夕陽を美しいと感じたり、人間が生きる上で合理的ではなくても人に食べ物を与えたり、無駄かもしれない希望を持ったり、とにかくそんな、削ぎ落せない「人間を人間たらしめている本当に大事なこと」について学ぶには、良い本かもしれません。


本当に自分にとって大事なものをみつける。


結局、無駄について嫌悪せず、どんなにコスパやタイパが悪くても、ブロックする人の意見やYahooニュースの意見を無視し、自分の欲しいものを買い、好きなことをやっていく。

これが豊かな生活を送るための、効果的な結論だと思います。

本当に大事なものはコスパでは決めず、普段から、無駄を楽しむ余裕を持つ

キラキラのティファニーの宝石も「人気のある無駄」ですが、地域の民芸品などの「そこまで人気のない無駄」も積極的に楽しんでいく。
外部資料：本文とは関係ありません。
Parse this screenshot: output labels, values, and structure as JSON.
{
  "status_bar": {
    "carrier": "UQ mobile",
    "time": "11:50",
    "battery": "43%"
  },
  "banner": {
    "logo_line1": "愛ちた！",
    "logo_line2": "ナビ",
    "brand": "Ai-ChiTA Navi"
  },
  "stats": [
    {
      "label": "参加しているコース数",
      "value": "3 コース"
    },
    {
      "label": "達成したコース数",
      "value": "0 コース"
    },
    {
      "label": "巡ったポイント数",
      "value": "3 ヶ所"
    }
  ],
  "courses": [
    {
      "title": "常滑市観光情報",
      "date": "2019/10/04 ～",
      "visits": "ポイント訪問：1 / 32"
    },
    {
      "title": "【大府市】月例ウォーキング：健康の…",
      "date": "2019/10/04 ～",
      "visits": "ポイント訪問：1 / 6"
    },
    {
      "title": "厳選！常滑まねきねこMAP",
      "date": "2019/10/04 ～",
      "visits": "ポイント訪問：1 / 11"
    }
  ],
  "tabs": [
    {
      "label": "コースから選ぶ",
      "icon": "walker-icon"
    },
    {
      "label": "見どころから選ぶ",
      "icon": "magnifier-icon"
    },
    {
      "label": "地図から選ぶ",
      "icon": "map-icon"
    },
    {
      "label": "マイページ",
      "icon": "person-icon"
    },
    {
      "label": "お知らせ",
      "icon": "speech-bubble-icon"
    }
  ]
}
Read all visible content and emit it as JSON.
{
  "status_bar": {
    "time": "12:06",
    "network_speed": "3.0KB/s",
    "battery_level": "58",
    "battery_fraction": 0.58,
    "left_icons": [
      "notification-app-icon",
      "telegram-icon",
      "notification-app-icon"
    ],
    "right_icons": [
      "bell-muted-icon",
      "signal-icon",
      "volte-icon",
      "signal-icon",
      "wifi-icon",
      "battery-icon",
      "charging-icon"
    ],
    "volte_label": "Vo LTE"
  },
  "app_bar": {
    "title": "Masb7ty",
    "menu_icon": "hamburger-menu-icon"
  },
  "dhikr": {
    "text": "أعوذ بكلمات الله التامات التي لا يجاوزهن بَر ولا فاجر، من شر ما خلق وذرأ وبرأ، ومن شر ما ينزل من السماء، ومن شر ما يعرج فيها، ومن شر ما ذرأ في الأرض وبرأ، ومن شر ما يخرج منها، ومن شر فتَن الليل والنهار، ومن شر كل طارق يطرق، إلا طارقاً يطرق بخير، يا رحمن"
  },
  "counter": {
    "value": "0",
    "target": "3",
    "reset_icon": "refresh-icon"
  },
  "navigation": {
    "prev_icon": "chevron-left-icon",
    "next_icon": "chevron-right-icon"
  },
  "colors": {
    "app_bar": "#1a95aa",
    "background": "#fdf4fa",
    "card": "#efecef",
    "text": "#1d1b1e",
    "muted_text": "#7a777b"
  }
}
「人間はそんなもの」と思いながら、会社でぼーっとする時間を持つ。普段買わないものを手に取ってみたり、小さい挑戦に挑んでみる。

そんな無駄をどんどん楽しむようにしていきたいなー。という話でした。

ビジネス的には、クオリティのいいものはだいたいコストが高いですし、結果的にコスパもタイパも良くないものです。ちょうどよいバランスでビジネスをしていく、というのが落としどころなのかと思います。

少しでも生活の参考になれば幸いです。